If a pregnancy has occurred whilst the woman has an intrauterine coil device in situ for contraceptive purposes, this can encourage any pregnancy to occur away from the lower half of the uterus, usually in the fallopian tube.Anyone who has had surgery to the lower pelvis is also at risk as scar tissues can encourage implantation to occur in the tube instead of in the womb.

There is evidence that some fertility treatments can also contribute to the incidence of ectopic pregnancy but this should be discussed with your fertility treatment provider.For many women there may be no known or obvious cause.

Can It Be Prevented?

For those who have unprotected sex, it is advised they are tested and treated for any infections before they consider starting a family in order to lower the chances of an ectopic. Make sure all medications are taken as advised and the whole course of antibiotics is taken.

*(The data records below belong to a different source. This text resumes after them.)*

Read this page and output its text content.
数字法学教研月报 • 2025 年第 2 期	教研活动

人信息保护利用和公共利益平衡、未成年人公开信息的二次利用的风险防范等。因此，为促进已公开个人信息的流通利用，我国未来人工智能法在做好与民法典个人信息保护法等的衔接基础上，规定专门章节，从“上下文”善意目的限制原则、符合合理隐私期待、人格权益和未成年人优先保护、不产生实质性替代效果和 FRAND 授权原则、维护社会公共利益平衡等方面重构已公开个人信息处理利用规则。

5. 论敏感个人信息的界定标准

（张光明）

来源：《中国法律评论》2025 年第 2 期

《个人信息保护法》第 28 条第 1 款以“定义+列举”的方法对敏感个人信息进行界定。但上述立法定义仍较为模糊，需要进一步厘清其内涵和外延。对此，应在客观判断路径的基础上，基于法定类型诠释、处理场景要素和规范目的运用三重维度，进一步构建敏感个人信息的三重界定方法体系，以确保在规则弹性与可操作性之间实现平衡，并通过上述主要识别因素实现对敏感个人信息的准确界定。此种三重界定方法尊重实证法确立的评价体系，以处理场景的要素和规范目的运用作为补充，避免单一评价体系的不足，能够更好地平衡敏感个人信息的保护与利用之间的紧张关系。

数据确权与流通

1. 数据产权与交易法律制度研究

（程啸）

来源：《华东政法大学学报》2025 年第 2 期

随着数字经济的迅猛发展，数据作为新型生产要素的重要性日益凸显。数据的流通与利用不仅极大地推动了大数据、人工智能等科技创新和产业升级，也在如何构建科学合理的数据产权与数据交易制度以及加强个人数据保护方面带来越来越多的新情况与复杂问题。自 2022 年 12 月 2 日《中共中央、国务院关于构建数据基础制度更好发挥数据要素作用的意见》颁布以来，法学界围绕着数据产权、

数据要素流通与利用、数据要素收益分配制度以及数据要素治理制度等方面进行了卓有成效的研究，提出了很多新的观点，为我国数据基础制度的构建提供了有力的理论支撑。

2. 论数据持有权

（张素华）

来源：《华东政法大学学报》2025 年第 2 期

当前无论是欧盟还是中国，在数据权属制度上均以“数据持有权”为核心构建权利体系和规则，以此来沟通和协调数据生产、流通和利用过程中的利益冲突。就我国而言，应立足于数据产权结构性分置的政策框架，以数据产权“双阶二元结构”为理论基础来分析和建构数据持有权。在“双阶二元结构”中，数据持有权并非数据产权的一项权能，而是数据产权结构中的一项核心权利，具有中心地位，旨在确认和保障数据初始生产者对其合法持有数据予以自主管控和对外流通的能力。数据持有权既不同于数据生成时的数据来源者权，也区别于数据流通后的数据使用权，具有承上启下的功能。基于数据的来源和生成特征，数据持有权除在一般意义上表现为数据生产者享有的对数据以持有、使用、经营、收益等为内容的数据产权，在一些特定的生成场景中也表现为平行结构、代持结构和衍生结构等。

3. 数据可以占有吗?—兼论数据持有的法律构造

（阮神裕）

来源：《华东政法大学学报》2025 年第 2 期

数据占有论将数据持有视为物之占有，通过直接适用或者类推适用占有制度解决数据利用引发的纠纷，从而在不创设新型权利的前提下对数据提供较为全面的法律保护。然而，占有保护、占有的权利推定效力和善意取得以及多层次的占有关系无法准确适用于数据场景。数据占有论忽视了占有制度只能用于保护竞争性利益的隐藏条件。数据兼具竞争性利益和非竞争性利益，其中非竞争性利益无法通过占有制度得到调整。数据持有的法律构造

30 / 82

If you want to start a family, stop using contraception and allow fertility to return to normal. For most sufferers there can be no way of preventing an ectopic as often they will be unaware that they are pregnant as the symptoms usually prevent in the very early weeks.

Treatment of an Ectopic Pregnancy

Following confirmation of the pregnancy using a regular test, an ectopic that hasn't ruptured the tube may be treated with a drug called methotrexate, but more commonly the doctor may wish to make an official diagnosis using a laparoscope that is a telescope inserted into the abdomen, usually at the naval to visualise the ectopic. They will normally discuss the option of treating the ectopic at the same time if one if diagnosed.

This treatment may involve the doctor opening the tube up, removing the contents of the tube and sewing it back together again, or might involve removing the section of tube that contains the ectopic.

If the tube has ruptured and there has been a lot of blood loss the surgeon may well perform an open procedure allowing him/her to directly visualise the site of the bleeding and control the blood loss.

It is very difficult to perform key-hole surgery if the abdomen is full of blood.Future pregnancies will have to be conceived using an egg from the other ovary if the tube has been removed, but if the tube has been salvaged, it may function as normal, but as there is now scar tissue around the tube, this might raise the incidence of another ectopic occurring.

Ectopics pregnancies occur in less than 2% of all pregnancies but this is set to increase as sexually transmitted infection continue.Due to advances in key-hole surgery, in many cases the tube can be saved allowing for more chance of a future pregnancy but in some cases this just isn't possible.